GET / SANTA CLAUS/1.1


HTTP/1.1 400 Bad Request
Date: Fri, 06 Sep 2019 19:21:01 GMT
Server: Apache/2.4.41 (Unix)
Content-Length: 226
Connection: close
Content-Type: text/html; charset=iso-8859-1

<!DOCTYPE HTML PUBLIC "-//IETF//DTD HTML 2.0//EN">
<html><head>
<title>400 Bad Request</title>
</head><body>
<h1>Bad Request</h1>
<p>Your browser sent a request that this server could not understand.<br />
</p>
</body></html>

Here is the response to the same request from nginx.

GET / SANTA CLAUS/1.1


<html>
<head><title>404 Not Found</title></head>
<body>
<center><h1>404 Not Found</h1></center>
<hr><center>nginx/1.17.3</center>
</body>
</html>

Here is the response to the same request from lighttpd.

GET / SANTA CLAUS/1.1


HTTP/1.0 400 Bad Request
Content-Type: text/html
Content-Length: 345
Connection: close
Date: Sun, 08 Sep 2019 21:56:17 GMT
Server: lighttpd/1.4.54

<?xml version="1.0" encoding="iso-8859-1"?>
<!DOCTYPE html PUBLIC "-//W3C//DTD XHTML 1.0 Transitional//EN"
         "http://www.w3.org/TR/xhtml1/DTD/xhtml1-transitional.dtd">
<html xmlns="http://www.w3.org/1999/xhtml" xml:lang="en" lang="en">
 <head>
  <title>400 Bad Request</title>
 </head>
 <body>
  <h1>400 Bad Request</h1>
 </body>
</html>

As default error pages offer many differentiating factors between types of web servers, their examination can be an effective method for fingerprinting even when server header fields are obscured.

Using Automated Scanning Tools

As stated earlier, web server fingerprinting is often included as a functionality of automated scanning tools. These tools are able to make requests similar to those demonstrated above, as well as send other more server-specific probes. Automated tools can compare responses from web servers much faster than manual testing, and utilize large databases of known responses to attempt server identification. For these reasons, automated tools are more likely to produce accurate results.

Here are some commonly-used scan tools that include web server fingerprinting functionality.

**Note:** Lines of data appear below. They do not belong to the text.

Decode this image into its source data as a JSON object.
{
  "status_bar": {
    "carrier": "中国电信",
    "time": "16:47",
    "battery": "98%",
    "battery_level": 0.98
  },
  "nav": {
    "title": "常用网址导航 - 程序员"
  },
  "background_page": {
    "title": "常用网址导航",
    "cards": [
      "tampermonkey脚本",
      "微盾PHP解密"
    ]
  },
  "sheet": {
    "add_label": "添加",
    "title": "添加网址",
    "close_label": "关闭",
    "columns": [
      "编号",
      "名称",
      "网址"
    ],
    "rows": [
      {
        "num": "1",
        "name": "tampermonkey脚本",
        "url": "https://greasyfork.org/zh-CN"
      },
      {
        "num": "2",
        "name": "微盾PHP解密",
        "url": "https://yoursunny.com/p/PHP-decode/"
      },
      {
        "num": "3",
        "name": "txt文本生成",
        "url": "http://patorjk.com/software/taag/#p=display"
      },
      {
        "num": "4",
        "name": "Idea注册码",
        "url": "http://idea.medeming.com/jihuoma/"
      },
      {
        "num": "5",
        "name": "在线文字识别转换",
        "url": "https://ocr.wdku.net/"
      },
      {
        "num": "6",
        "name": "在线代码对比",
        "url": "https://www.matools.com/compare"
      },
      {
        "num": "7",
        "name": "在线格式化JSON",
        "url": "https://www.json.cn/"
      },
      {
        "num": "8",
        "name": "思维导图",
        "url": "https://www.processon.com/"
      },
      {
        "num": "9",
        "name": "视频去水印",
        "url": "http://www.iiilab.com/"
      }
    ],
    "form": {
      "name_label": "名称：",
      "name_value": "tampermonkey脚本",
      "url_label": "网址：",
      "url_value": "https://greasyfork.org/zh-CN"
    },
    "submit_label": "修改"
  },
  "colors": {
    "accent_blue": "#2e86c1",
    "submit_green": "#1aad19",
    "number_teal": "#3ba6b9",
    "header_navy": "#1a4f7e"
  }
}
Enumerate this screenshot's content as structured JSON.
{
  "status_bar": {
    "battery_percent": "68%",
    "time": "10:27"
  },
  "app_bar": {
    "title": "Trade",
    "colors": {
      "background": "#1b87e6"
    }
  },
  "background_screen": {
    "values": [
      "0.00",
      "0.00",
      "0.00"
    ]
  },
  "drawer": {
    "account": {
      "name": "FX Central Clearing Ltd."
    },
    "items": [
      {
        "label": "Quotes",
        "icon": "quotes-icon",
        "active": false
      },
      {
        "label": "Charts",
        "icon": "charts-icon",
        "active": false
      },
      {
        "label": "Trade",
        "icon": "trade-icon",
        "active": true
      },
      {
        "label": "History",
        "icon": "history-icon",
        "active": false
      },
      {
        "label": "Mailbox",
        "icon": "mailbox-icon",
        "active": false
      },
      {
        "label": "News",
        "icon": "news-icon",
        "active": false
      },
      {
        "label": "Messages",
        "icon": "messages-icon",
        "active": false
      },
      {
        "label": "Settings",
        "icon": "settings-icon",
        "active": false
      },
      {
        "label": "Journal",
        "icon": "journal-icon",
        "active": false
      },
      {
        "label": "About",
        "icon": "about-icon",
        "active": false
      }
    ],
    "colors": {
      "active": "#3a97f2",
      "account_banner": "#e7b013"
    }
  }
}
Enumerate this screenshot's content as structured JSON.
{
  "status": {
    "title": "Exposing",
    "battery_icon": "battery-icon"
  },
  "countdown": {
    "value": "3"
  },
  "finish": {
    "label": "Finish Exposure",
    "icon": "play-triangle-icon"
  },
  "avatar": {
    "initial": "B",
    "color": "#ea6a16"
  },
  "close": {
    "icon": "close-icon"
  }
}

  • Netcraft, an online tool that scans websites for information, including the web server.
  • Nikto, an open source command line scanning tool.
  • Nmap, an open source command line tool that also has a GUI, Zenmap.

Remediation

While exposed server information is not necessarily in itself a vulnerability, it is information that can assist attackers in exploiting other vulnerabilities that may exist. Exposed server information can also lead attackers to find version-specific server vulnerabilities that can be used to exploit unpatched servers. For this reason it is recommended that some precautions be taken. These actions include:

  • Obscuring web server information in headers, such as with Apache’s mod_headers module.
  • Using a hardened reverse proxy server to create an additional layer of security between the web server and the Internet.
  • Ensuring that web servers are kept up-to-date with the latest software and security patches.